Therefore, in this study, we evaluated the preclinical study of pharmacological efficacy using animal models and discussed the toxicity, pharmacological safety and toxicokinetics (TK) for human clinical trial.

Results

  1. Construction of DNA vaccine for preclinical study.

    HVJ-Envelope/HSP65 DNA+IL-12 DNA vaccine was constructed for preclinical study. The vaccine contains two kinds of DNA in one plasmid vector (pVAX1) (Fig. 1). Combination of cDNA-IgHsp65 derived from M. tuberculosis and cDNA-mouse(m)IL-12 p40p35-F was constructed in pVAX1 plasmid and encapsulated into HVJ-Envelope.2,10

  2. Administration route of the vaccine.

    Efficacy of vaccine of intramuscular administration (i.m.) was compared with the efficacy of intradermal administration (i.d.). BALB/c mice and C57BL/6 mice were administered with the vaccine from one time to 6 times during two weeks by i.m. or i.d.. IFN-γ from spleen cells of BALB/c mice was more significantly produced, when the vaccine was administered intramuscularly compared with intradermal administration. IL-2 was also strongly produced by the administration of vaccine i.m..(data not shown)

  3. Administration dose and times of HVJ-E/pVAX-HSP65 DNA+IL-12 DNA vaccine.

    In order to investigate the effective dose and times of the vaccine, 1∼6 times administration of 25∼200 μg DNA vaccine was i.m. injected into C57BL/6 mice in two weeks as described in Material and Methods, and the method of previous report.10,21

    After 4 weeks, spleen cells obtained were cultured in vitro by the stimulation with recombinant HSP 65 antigen, PPD, or killed H37Ra TB antigens for 1 day or two days. IFN-γ, IL-2, and IL-6 in the culture supernatants were analyzed using ELISA.

    As shown in Figure 2 and Figure 3, the injection of 100 μg of the vaccine/mouse i.m. three times in two weeks induced significantly (p<0.01) high production of IL-2 by the stimulation with HSP65, PPD and killed H37Ra TB antigens (Fig. 2). On the other hand, IFN-γ production was augmented by the stimulation with HSP65 (p<0.01) and PPD (p < 0.05) in the vaccinated group. IL-6 production in the 1 day culture supernatants was enhanced by the vaccination with 100 μg of DNA compared with control. (data not shown)

    As shown in Figure 4, 100 μg and 200 μg of DNA vaccine/mouse i.m. augmented the production of IL-2 cytokine by the stimulation with HSP65 compared with control group. (p<0.05) 25 μg of DNA vaccine/mouse i.m. did not exert the enhancement of IL-2 production significantly in comparison to control group.
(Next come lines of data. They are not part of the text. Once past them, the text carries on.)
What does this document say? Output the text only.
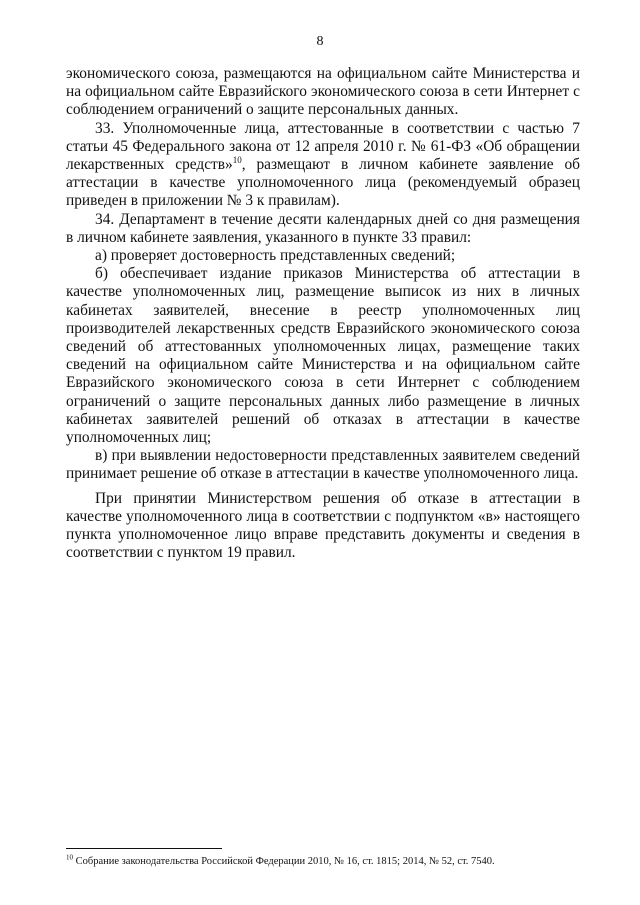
8

экономического союза, размещаются на официальном сайте Министерства и на официальном сайте Евразийского экономического союза в сети Интернет с соблюдением ограничений о защите персональных данных.

33. Уполномоченные лица, аттестованные в соответствии с частью 7 статьи 45 Федерального закона от 12 апреля 2010 г. № 61-ФЗ «Об обращении лекарственных средств»$^{10}$, размещают в личном кабинете заявление об аттестации в качестве уполномоченного лица (рекомендуемый образец приведен в приложении № 3 к правилам).

34. Департамент в течение десяти календарных дней со дня размещения в личном кабинете заявления, указанного в пункте 33 правил:

а) проверяет достоверность представленных сведений;

б) обеспечивает издание приказов Министерства об аттестации в качестве уполномоченных лиц, размещение выписок из них в личных кабинетах заявителей, внесение в реестр уполномоченных лиц производителей лекарственных средств Евразийского экономического союза сведений об аттестованных уполномоченных лицах, размещение таких сведений на официальном сайте Министерства и на официальном сайте Евразийского экономического союза в сети Интернет с соблюдением ограничений о защите персональных данных либо размещение в личных кабинетах заявителей решений об отказах в аттестации в качестве уполномоченных лиц;

в) при выявлении недостоверности представленных заявителем сведений принимает решение об отказе в аттестации в качестве уполномоченного лица.

При принятии Министерством решения об отказе в аттестации в качестве уполномоченного лица в соответствии с подпунктом «в» настоящего пункта уполномоченное лицо вправе представить документы и сведения в соответствии с пунктом 19 правил.

$^{10}$ Собрание законодательства Российской Федерации 2010, № 16, ст. 1815; 2014, № 52, ст. 7540.
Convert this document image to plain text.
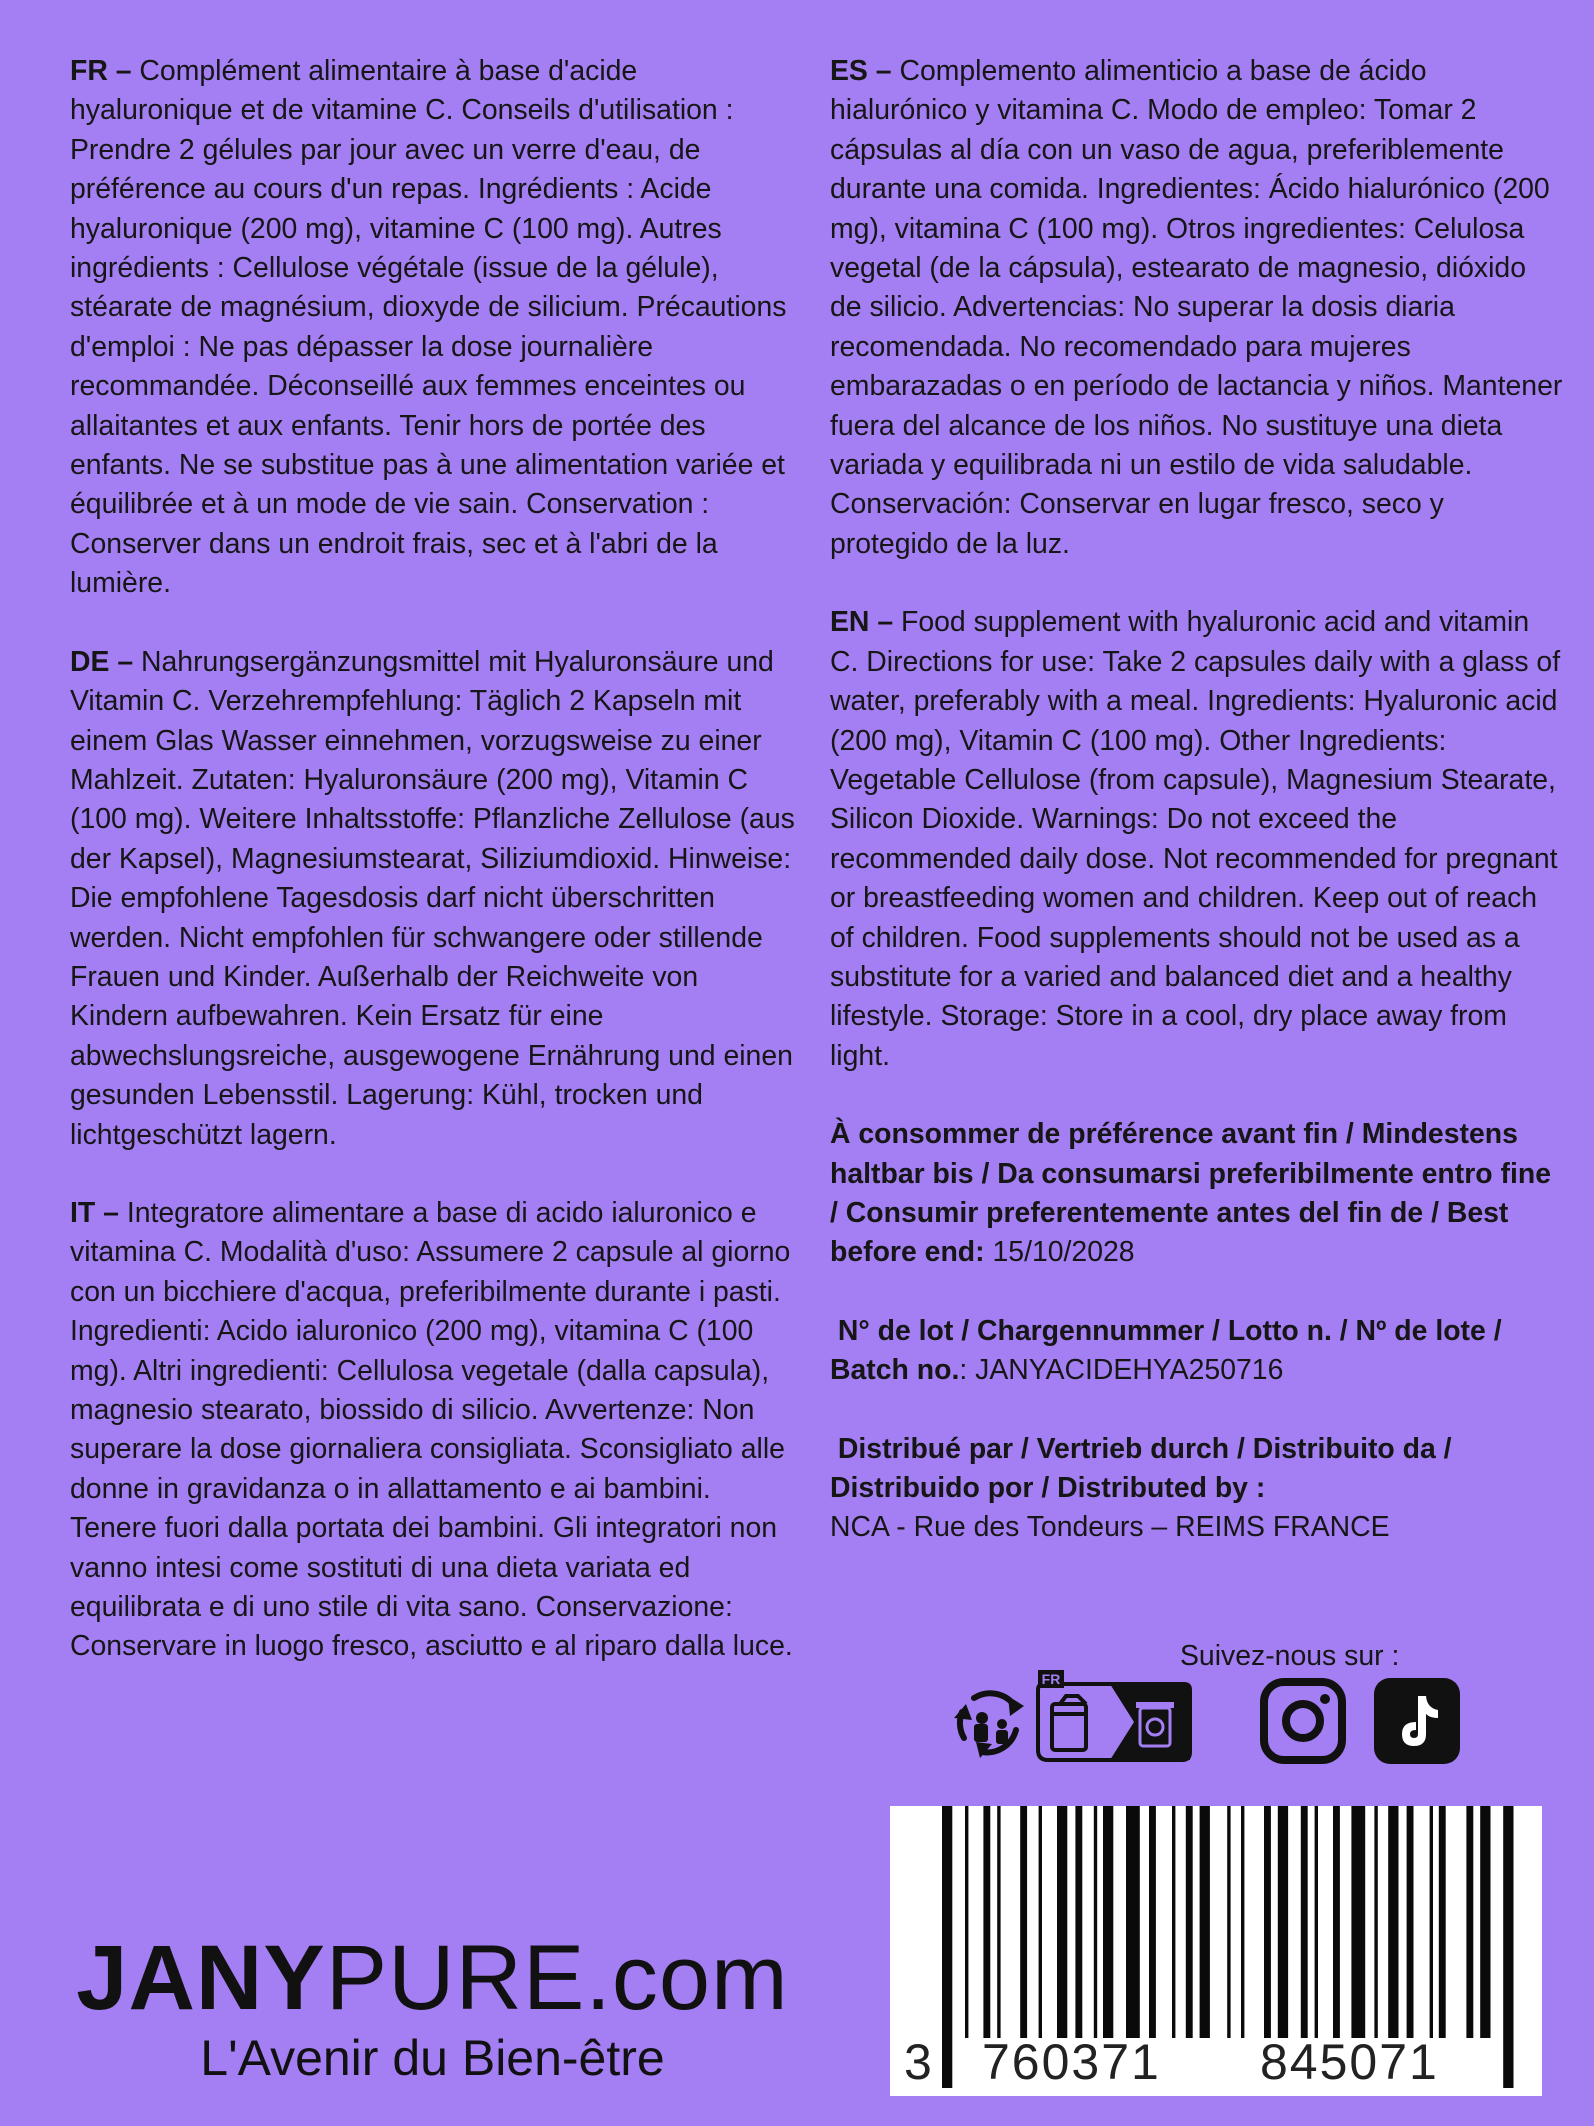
FR – Complément alimentaire à base d'acide hyaluronique et de vitamine C. Conseils d'utilisation : Prendre 2 gélules par jour avec un verre d'eau, de préférence au cours d'un repas. Ingrédients : Acide hyaluronique (200 mg), vitamine C (100 mg). Autres ingrédients : Cellulose végétale (issue de la gélule), stéarate de magnésium, dioxyde de silicium. Précautions d'emploi : Ne pas dépasser la dose journalière recommandée. Déconseillé aux femmes enceintes ou allaitantes et aux enfants. Tenir hors de portée des enfants. Ne se substitue pas à une alimentation variée et équilibrée et à un mode de vie sain. Conservation : Conserver dans un endroit frais, sec et à l'abri de la lumière.

DE – Nahrungsergänzungsmittel mit Hyaluronsäure und Vitamin C. Verzehrempfehlung: Täglich 2 Kapseln mit einem Glas Wasser einnehmen, vorzugsweise zu einer Mahlzeit. Zutaten: Hyaluronsäure (200 mg), Vitamin C (100 mg). Weitere Inhaltsstoffe: Pflanzliche Zellulose (aus der Kapsel), Magnesiumstearat, Siliziumdioxid. Hinweise: Die empfohlene Tagesdosis darf nicht überschritten werden. Nicht empfohlen für schwangere oder stillende Frauen und Kinder. Außerhalb der Reichweite von Kindern aufbewahren. Kein Ersatz für eine abwechslungsreiche, ausgewogene Ernährung und einen gesunden Lebensstil. Lagerung: Kühl, trocken und lichtgeschützt lagern.

IT – Integratore alimentare a base di acido ialuronico e vitamina C. Modalità d'uso: Assumere 2 capsule al giorno con un bicchiere d'acqua, preferibilmente durante i pasti. Ingredienti: Acido ialuronico (200 mg), vitamina C (100 mg). Altri ingredienti: Cellulosa vegetale (dalla capsula), magnesio stearato, biossido di silicio. Avvertenze: Non superare la dose giornaliera consigliata. Sconsigliato alle donne in gravidanza o in allattamento e ai bambini. Tenere fuori dalla portata dei bambini. Gli integratori non vanno intesi come sostituti di una dieta variata ed equilibrata e di uno stile di vita sano. Conservazione: Conservare in luogo fresco, asciutto e al riparo dalla luce.

ES – Complemento alimenticio a base de ácido hialurónico y vitamina C. Modo de empleo: Tomar 2 cápsulas al día con un vaso de agua, preferiblemente durante una comida. Ingredientes: Ácido hialurónico (200 mg), vitamina C (100 mg). Otros ingredientes: Celulosa vegetal (de la cápsula), estearato de magnesio, dióxido de silicio. Advertencias: No superar la dosis diaria recomendada. No recomendado para mujeres embarazadas o en período de lactancia y niños. Mantener fuera del alcance de los niños. No sustituye una dieta variada y equilibrada ni un estilo de vida saludable. Conservación: Conservar en lugar fresco, seco y protegido de la luz.

EN – Food supplement with hyaluronic acid and vitamin C. Directions for use: Take 2 capsules daily with a glass of water, preferably with a meal. Ingredients: Hyaluronic acid (200 mg), Vitamin C (100 mg). Other Ingredients: Vegetable Cellulose (from capsule), Magnesium Stearate, Silicon Dioxide. Warnings: Do not exceed the recommended daily dose. Not recommended for pregnant or breastfeeding women and children. Keep out of reach of children. Food supplements should not be used as a substitute for a varied and balanced diet and a healthy lifestyle. Storage: Store in a cool, dry place away from light.

À consommer de préférence avant fin / Mindestens haltbar bis / Da consumarsi preferibilmente entro fine / Consumir preferentemente antes del fin de / Best before end: 15/10/2028

N° de lot / Chargennummer / Lotto n. / Nº de lote / Batch no.: JANYACIDEHYA250716

Distribué par / Vertrieb durch / Distribuito da / Distribuido por / Distributed by :
NCA - Rue des Tondeurs – REIMS FRANCE

Suivez-nous sur :
FR
3 760371 845071
JANYPURE.com
L'Avenir du Bien-être
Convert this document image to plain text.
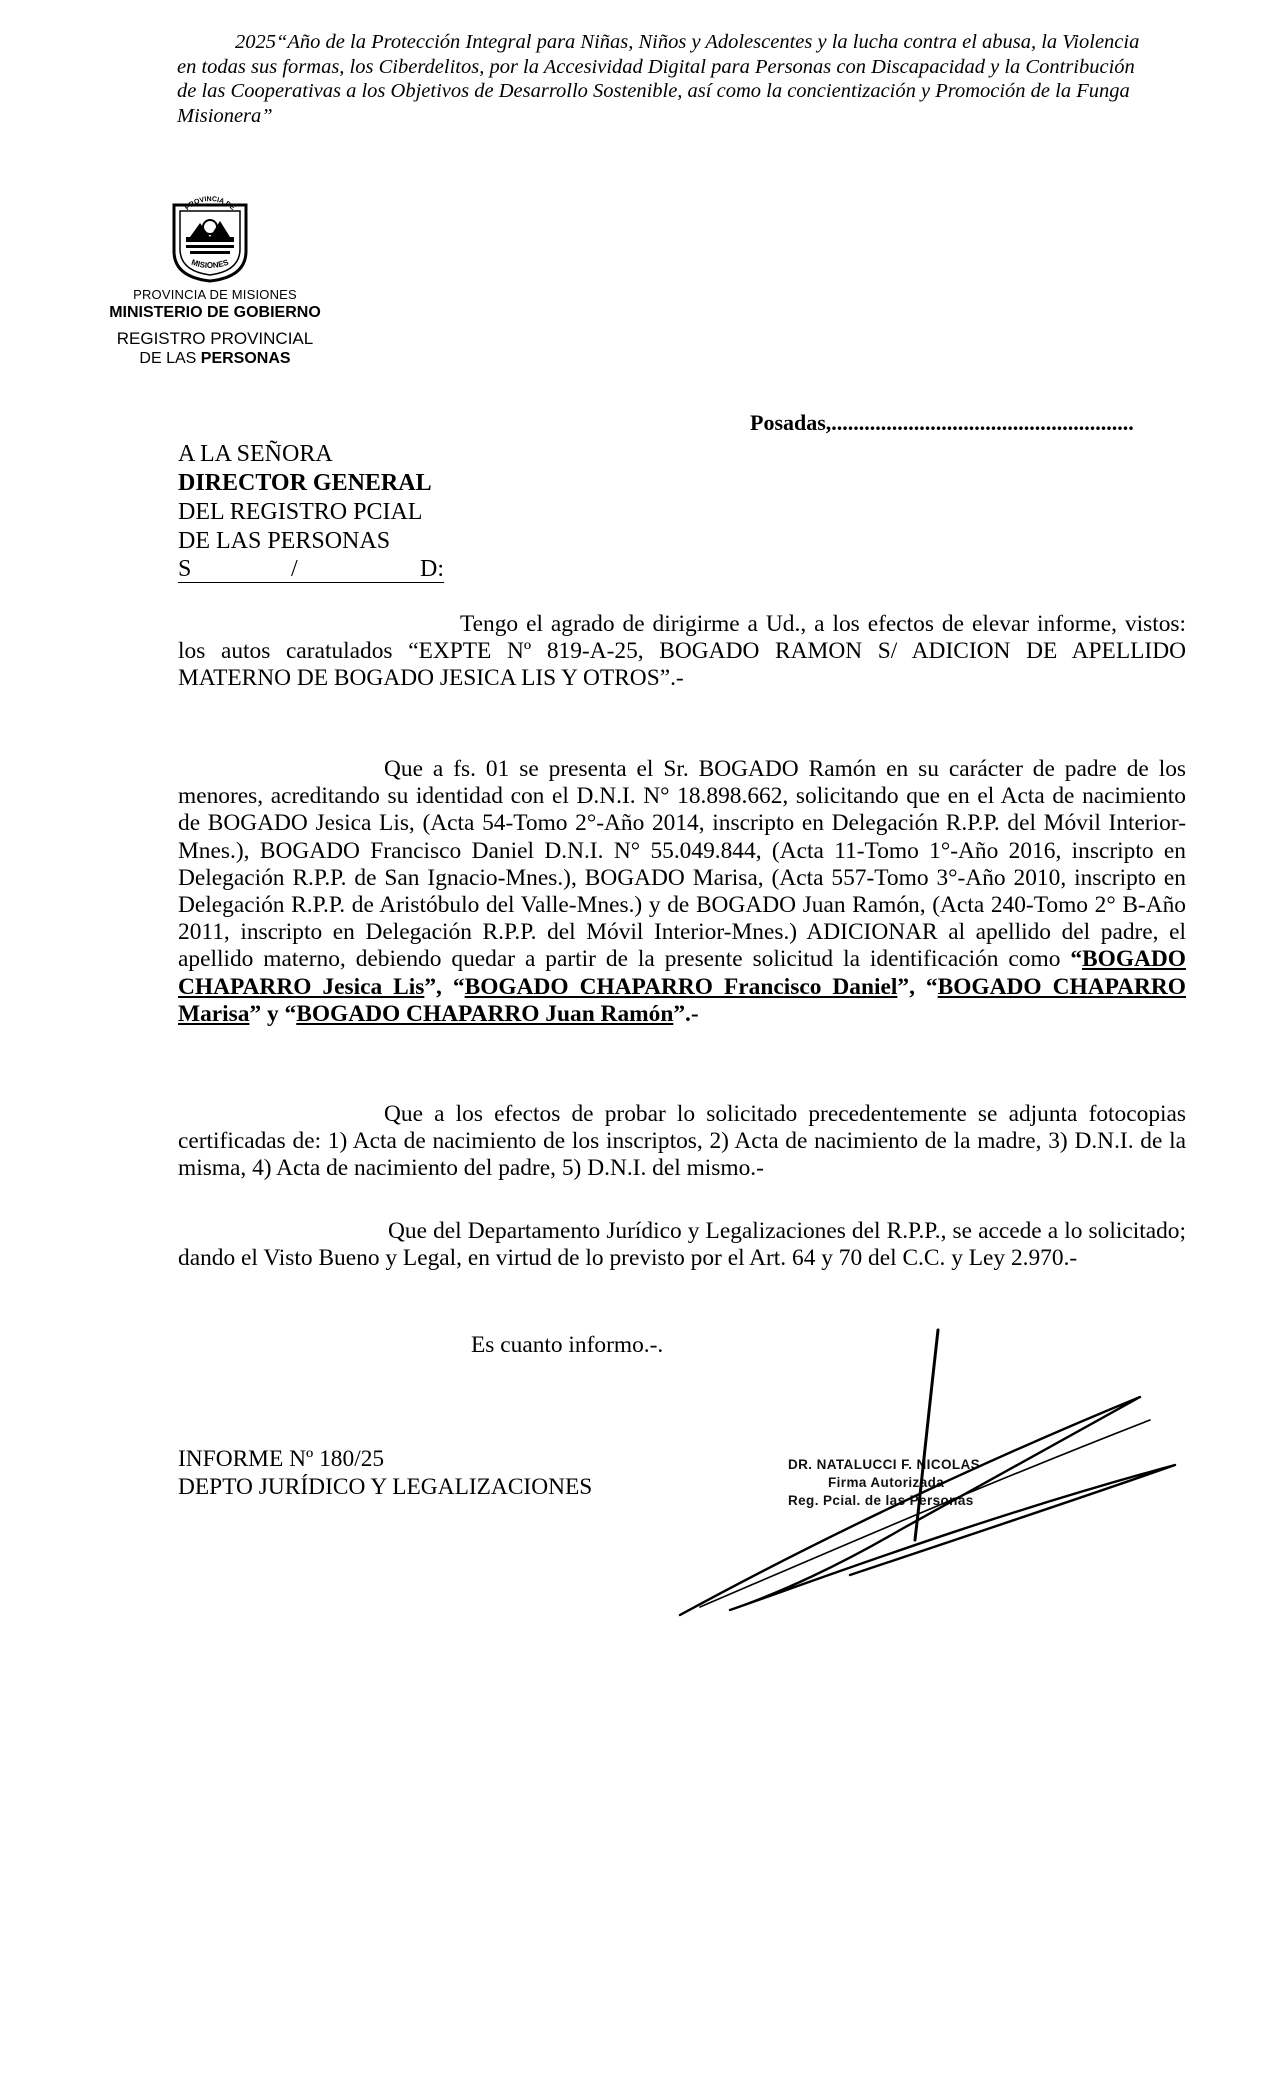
2025“Año de la Protección Integral para Niñas, Niños y Adolescentes y la lucha contra el abusa, la Violencia
en todas sus formas, los Ciberdelitos, por la Accesividad Digital para Personas con Discapacidad y la Contribución
de las Cooperativas a los Objetivos de Desarrollo Sostenible, así como la concientización y Promoción de la Funga
Misionera”
PROVINCIA DE
MISIONES
PROVINCIA DE MISIONES
MINISTERIO DE GOBIERNO
REGISTRO PROVINCIAL
DE LAS PERSONAS
Posadas,.......................................................
A LA SEÑORA
DIRECTOR GENERAL
DEL REGISTRO PCIAL
DE LAS PERSONAS
S	/	D:
Tengo el agrado de dirigirme a Ud., a los efectos de elevar informe, vistos: los autos caratulados “EXPTE Nº 819-A-25, BOGADO RAMON S/ ADICION DE APELLIDO MATERNO DE BOGADO JESICA LIS Y OTROS”.-
Que a fs. 01 se presenta el Sr. BOGADO Ramón en su carácter de padre de los menores, acreditando su identidad con el D.N.I. N° 18.898.662, solicitando que en el Acta de nacimiento de BOGADO Jesica Lis, (Acta 54-Tomo 2°-Año 2014, inscripto en Delegación R.P.P. del Móvil Interior-Mnes.), BOGADO Francisco Daniel D.N.I. N° 55.049.844, (Acta 11-Tomo 1°-Año 2016, inscripto en Delegación R.P.P. de San Ignacio-Mnes.), BOGADO Marisa, (Acta 557-Tomo 3°-Año 2010, inscripto en Delegación R.P.P. de Aristóbulo del Valle-Mnes.) y de BOGADO Juan Ramón, (Acta 240-Tomo 2° B-Año 2011, inscripto en Delegación R.P.P. del Móvil Interior-Mnes.) ADICIONAR al apellido del padre, el apellido materno, debiendo quedar a partir de la presente solicitud la identificación como “BOGADO CHAPARRO Jesica Lis”, “BOGADO CHAPARRO Francisco Daniel”, “BOGADO CHAPARRO Marisa” y “BOGADO CHAPARRO Juan Ramón”.-
Que a los efectos de probar lo solicitado precedentemente se adjunta fotocopias certificadas de: 1) Acta de nacimiento de los inscriptos, 2) Acta de nacimiento de la madre, 3) D.N.I. de la misma, 4) Acta de nacimiento del padre, 5) D.N.I. del mismo.-
Que del Departamento Jurídico y Legalizaciones del R.P.P., se accede a lo solicitado; dando el Visto Bueno y Legal, en virtud de lo previsto por el Art. 64 y 70 del C.C. y Ley 2.970.-
Es cuanto informo.-.
INFORME Nº 180/25
DEPTO JURÍDICO Y LEGALIZACIONES
DR. NATALUCCI F. NICOLAS
Firma Autorizada
Reg. Pcial. de las Personas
    The production of IL-2 by the vaccination using 200 μg DNA was same level of IL-2 production by the vaccination using 100 μg DNA. Therefore, 100 μg DNA was administered for the vaccine against TB hereafter (Fig. 4).

    Three times immunization with this vaccine in two weeks induced significantly (p<0.05) strong production of IL-2 in comparison to control (Fig. 5). The thrice vaccination in two weeks also augmented strong IFN-γ production. (data not shown)

    Six times vaccination in BALB/c mice was not significantly stronger than 3 times vaccination for the production of cytokine, IL-2 (Fig. 5). Using C57BL/6 mice, it was shown that six times vaccination was not also significantly higher than 3 times vaccination for the production of cytokines (IFN-γ, IL-2), contributing tuberculosis immunity (data not shown).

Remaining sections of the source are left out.